= Gravelle foster child abuse cases =

American convicts

Michael and Sharen Gravelle were the adoptive parents of eleven children in Clarksfield Township, Ohio, United States. In 2003, they were indicted for child abuse for, among other things, keeping the children in cage-like enclosures. The Gravelles claimed the cages were made to protect the children from each other.

==Cases==
Their trial motivated legislators in Ohio to pass laws to prevent people from adopting a large number of children without significant oversight by the state. They used parenting methods similar to those used in attachment therapy, which involves very strict control of children using isolation, food deprivation, and other disciplinary measures that are widely considered to be unreasonably harsh, or even inhumane. The trial gained international attention and brought many inadequacies of the adoption services systems in Ohio to the fore.

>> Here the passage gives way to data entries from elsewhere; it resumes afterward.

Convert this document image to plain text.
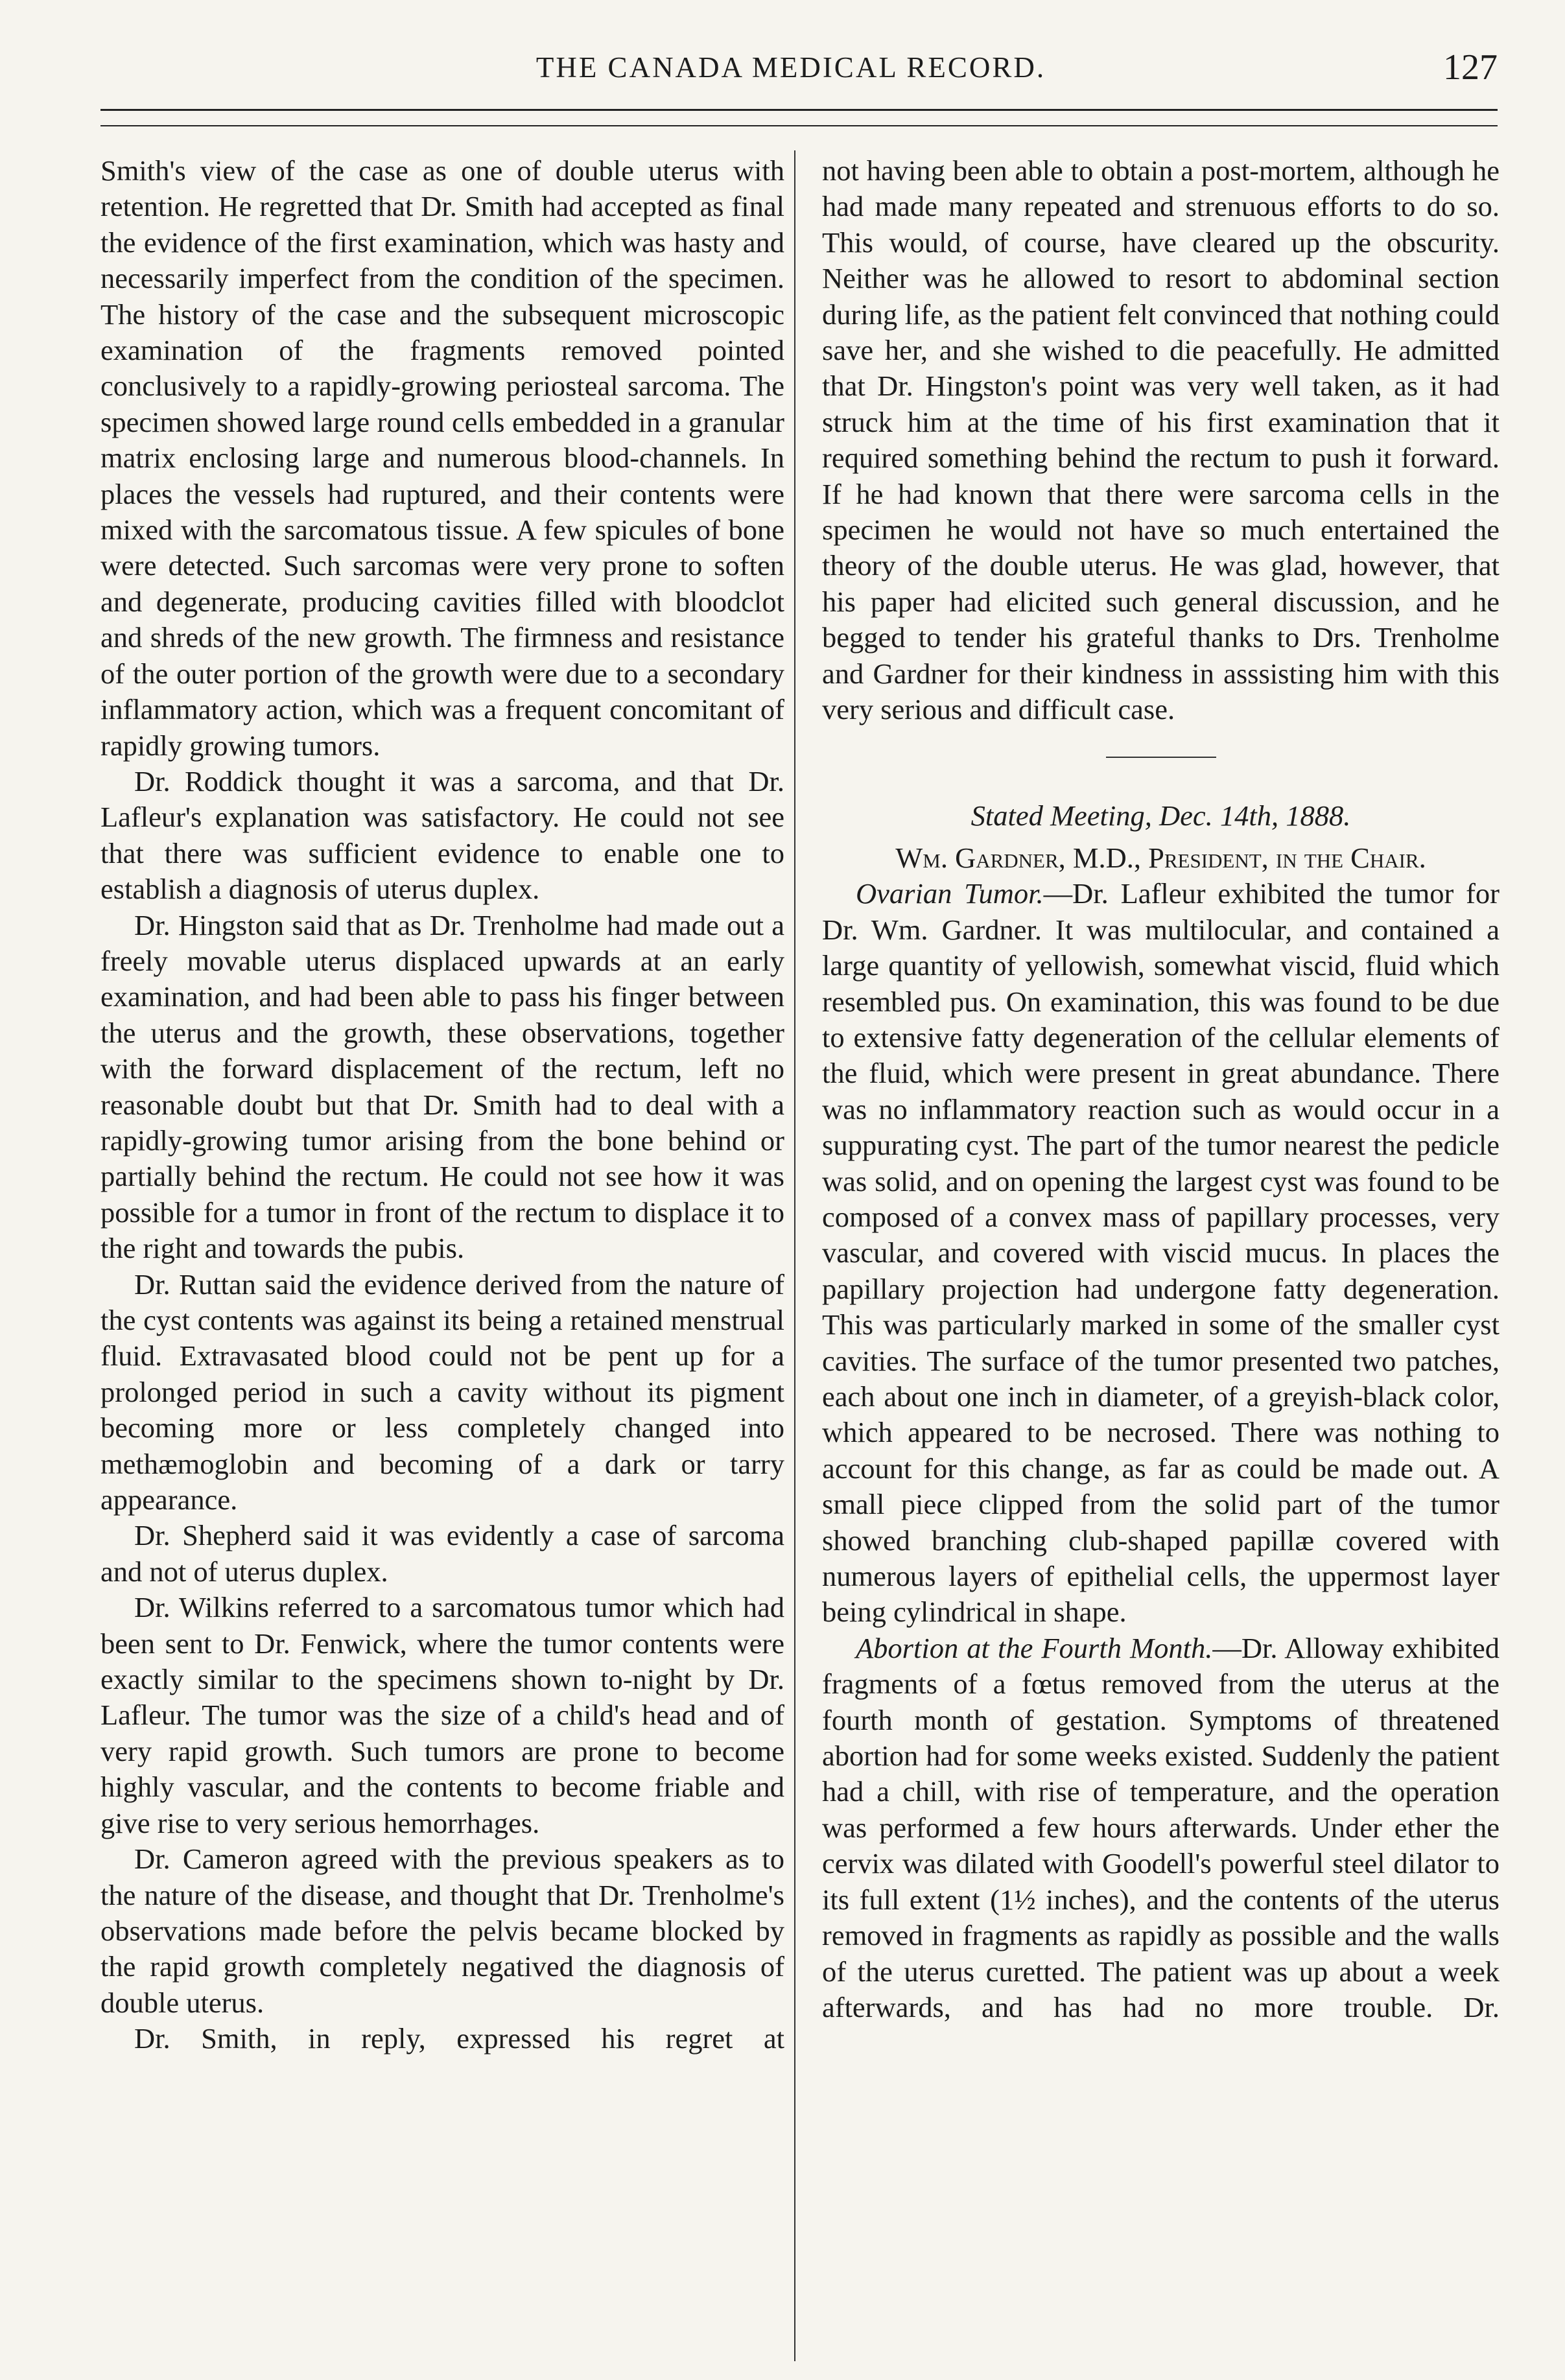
THE CANADA MEDICAL RECORD.	127

Smith's view of the case as one of double uterus with retention. He regretted that Dr. Smith had accepted as final the evidence of the first examination, which was hasty and necessarily imperfect from the condition of the specimen. The history of the case and the subsequent microscopic examination of the fragments removed pointed conclusively to a rapidly-growing periosteal sarcoma. The specimen showed large round cells embedded in a granular matrix enclosing large and numerous blood-channels. In places the vessels had ruptured, and their contents were mixed with the sarcomatous tissue. A few spicules of bone were detected. Such sarcomas were very prone to soften and degenerate, producing cavities filled with bloodclot and shreds of the new growth. The firmness and resistance of the outer portion of the growth were due to a secondary inflammatory action, which was a frequent concomitant of rapidly growing tumors.

Dr. Roddick thought it was a sarcoma, and that Dr. Lafleur's explanation was satisfactory. He could not see that there was sufficient evidence to enable one to establish a diagnosis of uterus duplex.

Dr. Hingston said that as Dr. Trenholme had made out a freely movable uterus displaced upwards at an early examination, and had been able to pass his finger between the uterus and the growth, these observations, together with the forward displacement of the rectum, left no reasonable doubt but that Dr. Smith had to deal with a rapidly-growing tumor arising from the bone behind or partially behind the rectum. He could not see how it was possible for a tumor in front of the rectum to displace it to the right and towards the pubis.

Dr. Ruttan said the evidence derived from the nature of the cyst contents was against its being a retained menstrual fluid. Extravasated blood could not be pent up for a prolonged period in such a cavity without its pigment becoming more or less completely changed into methæmoglobin and becoming of a dark or tarry appearance.

Dr. Shepherd said it was evidently a case of sarcoma and not of uterus duplex.

Dr. Wilkins referred to a sarcomatous tumor which had been sent to Dr. Fenwick, where the tumor contents were exactly similar to the specimens shown to-night by Dr. Lafleur. The tumor was the size of a child's head and of very rapid growth. Such tumors are prone to become highly vascular, and the contents to become friable and give rise to very serious hemorrhages.

Dr. Cameron agreed with the previous speakers as to the nature of the disease, and thought that Dr. Trenholme's observations made before the pelvis became blocked by the rapid growth completely negatived the diagnosis of double uterus.

Dr. Smith, in reply, expressed his regret at

not having been able to obtain a post-mortem, although he had made many repeated and strenuous efforts to do so. This would, of course, have cleared up the obscurity. Neither was he allowed to resort to abdominal section during life, as the patient felt convinced that nothing could save her, and she wished to die peacefully. He admitted that Dr. Hingston's point was very well taken, as it had struck him at the time of his first examination that it required something behind the rectum to push it forward. If he had known that there were sarcoma cells in the specimen he would not have so much entertained the theory of the double uterus. He was glad, however, that his paper had elicited such general discussion, and he begged to tender his grateful thanks to Drs. Trenholme and Gardner for their kindness in asssisting him with this very serious and difficult case.

Stated Meeting, Dec. 14th, 1888.

Wm. Gardner, M.D., President, in the Chair.

Ovarian Tumor.—Dr. Lafleur exhibited the tumor for Dr. Wm. Gardner. It was multilocular, and contained a large quantity of yellowish, somewhat viscid, fluid which resembled pus. On examination, this was found to be due to extensive fatty degeneration of the cellular elements of the fluid, which were present in great abundance. There was no inflammatory reaction such as would occur in a suppurating cyst. The part of the tumor nearest the pedicle was solid, and on opening the largest cyst was found to be composed of a convex mass of papillary processes, very vascular, and covered with viscid mucus. In places the papillary projection had undergone fatty degeneration. This was particularly marked in some of the smaller cyst cavities. The surface of the tumor presented two patches, each about one inch in diameter, of a greyish-black color, which appeared to be necrosed. There was nothing to account for this change, as far as could be made out. A small piece clipped from the solid part of the tumor showed branching club-shaped papillæ covered with numerous layers of epithelial cells, the uppermost layer being cylindrical in shape.

Abortion at the Fourth Month.—Dr. Alloway exhibited fragments of a fœtus removed from the uterus at the fourth month of gestation. Symptoms of threatened abortion had for some weeks existed. Suddenly the patient had a chill, with rise of temperature, and the operation was performed a few hours afterwards. Under ether the cervix was dilated with Goodell's powerful steel dilator to its full extent (1½ inches), and the contents of the uterus removed in fragments as rapidly as possible and the walls of the uterus curetted. The patient was up about a week afterwards, and has had no more trouble. Dr.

In 2005, the Gravelles were sentenced to two years in prison for their crimes. According to newspaper reports, their therapist, Elaine Thompson, a social worker practicing as an attachment therapist, advised the Gravelles on parenting techniques. Thompson, according to these reports, had undertaken counselling or therapy, including holding therapy, with some of the Gravelle children. Elaine Thompson was indicted along with the Gravelles but pleaded guilty to misdemeanors in a plea bargain.

The Gravelles served their two-year sentences from April 2009 to March 2011.